US and Canada ease trade fears with last-minute deal to revamp Nafta
Canada struck a dramatic eleventh-hour trade deal with the US and Mexico last night, putting an end to a year of tense economic negotiations in North America.
In an effort to revamp the current North American Free Trade Agreement (Nafta), the three countries reached a trilateral agreement only hours before a midnight deadline, quelling threats from US President Donald Trump that Canada could be excluded from the new pact.
The new deal, branded as the United States-Mexico-Canada Agreement (USMCA), is set to give US farmers more access to Canada’s dairy market and ease Canadian concerns about US auto tariffs, according to officials.
Read more: Great expectations: Let’s go for the free trade deal Britain deserves
The agreements comes after months of tortuous and often bitter negotiations between the US and its neighbours both to the north and south.

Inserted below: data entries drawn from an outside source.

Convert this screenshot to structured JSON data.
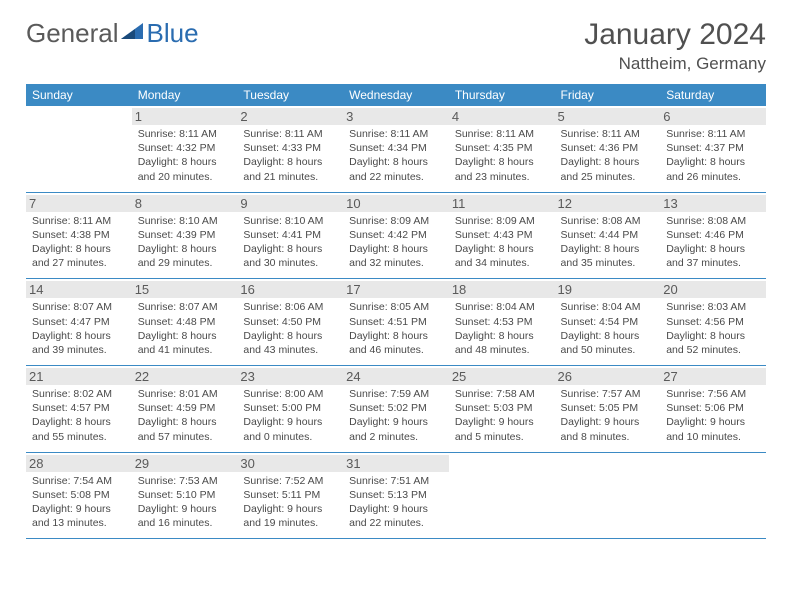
{
  "logo": {
    "general": "General",
    "blue": "Blue"
  },
  "header": {
    "month_year": "January 2024",
    "location": "Nattheim, Germany"
  },
  "colors": {
    "header_bg": "#3b8ac4",
    "header_text": "#ffffff",
    "day_number_bg": "#e8e8e8",
    "border": "#3b8ac4",
    "logo_blue": "#2a6cb0",
    "logo_gray": "#5a5a5a",
    "body_text": "#4a4a4a"
  },
  "day_headers": [
    "Sunday",
    "Monday",
    "Tuesday",
    "Wednesday",
    "Thursday",
    "Friday",
    "Saturday"
  ],
  "weeks": [
    [
      null,
      {
        "num": "1",
        "sunrise": "Sunrise: 8:11 AM",
        "sunset": "Sunset: 4:32 PM",
        "daylight": "Daylight: 8 hours and 20 minutes."
      },
      {
        "num": "2",
        "sunrise": "Sunrise: 8:11 AM",
        "sunset": "Sunset: 4:33 PM",
        "daylight": "Daylight: 8 hours and 21 minutes."
      },
      {
        "num": "3",
        "sunrise": "Sunrise: 8:11 AM",
        "sunset": "Sunset: 4:34 PM",
        "daylight": "Daylight: 8 hours and 22 minutes."
      },
      {
        "num": "4",
        "sunrise": "Sunrise: 8:11 AM",
        "sunset": "Sunset: 4:35 PM",
        "daylight": "Daylight: 8 hours and 23 minutes."
      },
      {
        "num": "5",
        "sunrise": "Sunrise: 8:11 AM",
        "sunset": "Sunset: 4:36 PM",
        "daylight": "Daylight: 8 hours and 25 minutes."
      },
      {
        "num": "6",
        "sunrise": "Sunrise: 8:11 AM",
        "sunset": "Sunset: 4:37 PM",
        "daylight": "Daylight: 8 hours and 26 minutes."
      }
    ],
    [
      {
        "num": "7",
        "sunrise": "Sunrise: 8:11 AM",
        "sunset": "Sunset: 4:38 PM",
        "daylight": "Daylight: 8 hours and 27 minutes."
      },
      {
        "num": "8",
        "sunrise": "Sunrise: 8:10 AM",
        "sunset": "Sunset: 4:39 PM",
        "daylight": "Daylight: 8 hours and 29 minutes."
      },
      {
        "num": "9",
        "sunrise": "Sunrise: 8:10 AM",
        "sunset": "Sunset: 4:41 PM",
        "daylight": "Daylight: 8 hours and 30 minutes."
      },
      {
        "num": "10",
        "sunrise": "Sunrise: 8:09 AM",
        "sunset": "Sunset: 4:42 PM",
        "daylight": "Daylight: 8 hours and 32 minutes."
      },
      {
        "num": "11",
        "sunrise": "Sunrise: 8:09 AM",
        "sunset": "Sunset: 4:43 PM",
        "daylight": "Daylight: 8 hours and 34 minutes."
      },
      {
        "num": "12",
        "sunrise": "Sunrise: 8:08 AM",
        "sunset": "Sunset: 4:44 PM",
        "daylight": "Daylight: 8 hours and 35 minutes."
      },
      {
        "num": "13",
        "sunrise": "Sunrise: 8:08 AM",
        "sunset": "Sunset: 4:46 PM",
        "daylight": "Daylight: 8 hours and 37 minutes."
      }
    ],
    [
      {
        "num": "14",
        "sunrise": "Sunrise: 8:07 AM",
        "sunset": "Sunset: 4:47 PM",
        "daylight": "Daylight: 8 hours and 39 minutes."
      },
      {
        "num": "15",
        "sunrise": "Sunrise: 8:07 AM",
        "sunset": "Sunset: 4:48 PM",
        "daylight": "Daylight: 8 hours and 41 minutes."
      },
      {
        "num": "16",
        "sunrise": "Sunrise: 8:06 AM",
        "sunset": "Sunset: 4:50 PM",
        "daylight": "Daylight: 8 hours and 43 minutes."
      },
      {
        "num": "17",
        "sunrise": "Sunrise: 8:05 AM",
        "sunset": "Sunset: 4:51 PM",
        "daylight": "Daylight: 8 hours and 46 minutes."
      },
      {
        "num": "18",
        "sunrise": "Sunrise: 8:04 AM",
        "sunset": "Sunset: 4:53 PM",
        "daylight": "Daylight: 8 hours and 48 minutes."
      },
      {
        "num": "19",
        "sunrise": "Sunrise: 8:04 AM",
        "sunset": "Sunset: 4:54 PM",
        "daylight": "Daylight: 8 hours and 50 minutes."
      },
      {
        "num": "20",
        "sunrise": "Sunrise: 8:03 AM",
        "sunset": "Sunset: 4:56 PM",
        "daylight": "Daylight: 8 hours and 52 minutes."
      }
    ],
    [
      {
        "num": "21",
        "sunrise": "Sunrise: 8:02 AM",
        "sunset": "Sunset: 4:57 PM",
        "daylight": "Daylight: 8 hours and 55 minutes."
      },
      {
        "num": "22",
        "sunrise": "Sunrise: 8:01 AM",
        "sunset": "Sunset: 4:59 PM",
        "daylight": "Daylight: 8 hours and 57 minutes."
      },
      {
        "num": "23",
        "sunrise": "Sunrise: 8:00 AM",
        "sunset": "Sunset: 5:00 PM",
        "daylight": "Daylight: 9 hours and 0 minutes."
      },
      {
        "num": "24",
        "sunrise": "Sunrise: 7:59 AM",
        "sunset": "Sunset: 5:02 PM",
        "daylight": "Daylight: 9 hours and 2 minutes."
      },
      {
        "num": "25",
        "sunrise": "Sunrise: 7:58 AM",
        "sunset": "Sunset: 5:03 PM",
        "daylight": "Daylight: 9 hours and 5 minutes."
      },
      {
        "num": "26",
        "sunrise": "Sunrise: 7:57 AM",
        "sunset": "Sunset: 5:05 PM",
        "daylight": "Daylight: 9 hours and 8 minutes."
      },
      {
        "num": "27",
        "sunrise": "Sunrise: 7:56 AM",
        "sunset": "Sunset: 5:06 PM",
        "daylight": "Daylight: 9 hours and 10 minutes."
      }
    ],
    [
      {
        "num": "28",
        "sunrise": "Sunrise: 7:54 AM",
        "sunset": "Sunset: 5:08 PM",
        "daylight": "Daylight: 9 hours and 13 minutes."
      },
      {
        "num": "29",
        "sunrise": "Sunrise: 7:53 AM",
        "sunset": "Sunset: 5:10 PM",
        "daylight": "Daylight: 9 hours and 16 minutes."
      },
      {
        "num": "30",
        "sunrise": "Sunrise: 7:52 AM",
        "sunset": "Sunset: 5:11 PM",
        "daylight": "Daylight: 9 hours and 19 minutes."
      },
      {
        "num": "31",
        "sunrise": "Sunrise: 7:51 AM",
        "sunset": "Sunset: 5:13 PM",
        "daylight": "Daylight: 9 hours and 22 minutes."
      },
      null,
      null,
      null
    ]
  ]
}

Trump had made the renegotiation of Nafta a key election promise in 2016, and has ramped up trade tensions in the last several months after slapping tariffs on Mexican and Canadian steel and aluminium imports.
In June, Mexico retaliated with a wave of new levies on US goods such as bourbon and pork, while Canada also hit back a month later with tariffs on $16bn worth of American products.
Read more: WTO urges US and China to show restraint as it cuts trade growth forecasts
However, trade officials will be hoping that the new three-way compromise, which is now set to face the vote of US lawmakers in Congress, will be the start of a calmer relationship between the countries.
In a joint statement US trade representative Robert Lighthizer, and Canada’s foreign minister, Chrystia Freeland, said: "USMCA will give our workers, farmers, ranchers and businesses a high-standard trade agreement that will result in freer markets, fairer trade and robust economic growth in our region.
"It will strengthen the middle class, and create good, well-paying jobs and new opportunities for the nearly half billion people who call North America home."
Yet while a trilateral deal in North America is likely to quell fears around Trump’s more protectionist agenda, escalating US tensions with China show no sign of slowing down.
The White House has already imposed levies on $250bn of Chinese goods, with Trump warning that even more could be on the way.
China has hit back in the tit-for-tat war, recently accusing the US of launching the "largest trade war in economic history."